I do not think that this species is in any degree migratory, but
no doubt in many localities, in hot weather, when all springs
and pools dry up, the birds shift their quarters a few miles
to where water is available. With this exception, wherever it
occurs, it is, I believe, a permanent resident, and there breeds.
IT LAYS ACCORDING to locality from the end of February
to the middle of June, and perhaps again in October and
November, although of this I am not sure. It makes a slight
nest on the ground, of dry leaves and grass, often in a hollow
scratched for the purpose, always in more or less dense undergrowth,
and in many parts of the country, I am told (though
this is not my experience), almost exclusively in bamboo
thickets. It is, I judge, monogamous ; certainly both cock and
hen are usually to be found in the vicinity of the nest and in
company with the young.
It lays from four to seven eggs, I should say, but others have
found as many as ten, and I have myself seen a brood of eight
chicks with one pair of old ones. The hen seems to sit unusually
close ; at any rate I have twice known one captured by the
hand, by a native, on the nest.
" On the Nflgiris," says Davison, " the Spur-Fowl breeds in
the same localities as the Grey Jungle-Fowl and makes the
same slight nest. The breeding season, however, is in May and
June. I have rarely found more than five eggs in a nest.

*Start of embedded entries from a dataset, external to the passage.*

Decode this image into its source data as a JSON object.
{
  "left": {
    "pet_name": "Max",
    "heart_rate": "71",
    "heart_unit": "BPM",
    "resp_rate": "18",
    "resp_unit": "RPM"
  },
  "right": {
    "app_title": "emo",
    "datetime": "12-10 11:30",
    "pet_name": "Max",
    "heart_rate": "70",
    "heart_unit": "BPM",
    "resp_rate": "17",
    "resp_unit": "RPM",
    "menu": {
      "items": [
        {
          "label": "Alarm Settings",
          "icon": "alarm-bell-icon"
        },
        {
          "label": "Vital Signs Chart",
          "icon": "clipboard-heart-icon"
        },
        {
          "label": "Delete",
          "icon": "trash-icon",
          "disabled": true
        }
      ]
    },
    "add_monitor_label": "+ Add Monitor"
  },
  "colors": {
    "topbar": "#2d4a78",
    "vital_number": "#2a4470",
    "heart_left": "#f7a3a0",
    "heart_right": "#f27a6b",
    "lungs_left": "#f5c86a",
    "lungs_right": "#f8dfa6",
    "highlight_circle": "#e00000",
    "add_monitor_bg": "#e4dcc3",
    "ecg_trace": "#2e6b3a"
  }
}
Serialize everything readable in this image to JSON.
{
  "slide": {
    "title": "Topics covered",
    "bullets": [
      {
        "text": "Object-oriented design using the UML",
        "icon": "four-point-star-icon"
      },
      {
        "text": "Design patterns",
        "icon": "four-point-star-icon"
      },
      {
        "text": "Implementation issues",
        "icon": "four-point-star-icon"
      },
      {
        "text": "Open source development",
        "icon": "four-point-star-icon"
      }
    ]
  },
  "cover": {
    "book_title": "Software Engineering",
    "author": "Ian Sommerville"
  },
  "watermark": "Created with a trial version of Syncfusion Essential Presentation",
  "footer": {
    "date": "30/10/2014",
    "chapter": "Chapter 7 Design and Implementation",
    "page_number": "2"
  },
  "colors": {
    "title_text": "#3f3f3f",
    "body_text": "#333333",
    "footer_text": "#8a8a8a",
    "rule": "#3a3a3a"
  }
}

" I have found its nest three times," writes Darling ; " once in
the Wynaad on a rock in the jungle, with a little Citronella grass
growing on it, the nest being only a few dried pieces of grass,
containing five eggs, well incubated. Again on the edge of the
jungle, in thick fern, with seven eggs, which were laid in a hollow
with a little dried fern in i t : this was also in Wynaad. The
third nest was on the Nflgiris at Kartary. This nest was
placed in long Citronella grass at the foot of a large tuft, and
was built neatly of sticks, leaves, and grass and contained six
eggs well incubated."
From Kotagiri, Miss Cockburn remarks : " They form their
nest in woods on the ground among dry leaves, and generally
lay from six to ten eggs of a dingy white colour, which are
to be found in the months of February, March, and April."
From Abu, Dr. King writes to me : " This species is common
at Abu in the valleys, ranging as high as 4,000 feet, but
is most plentiful from about 1,500 to 3,000 feet above the sea.
It prefers dense jungle about nalas, where there is a thick undergrowth,
and especially where there is much bamboo.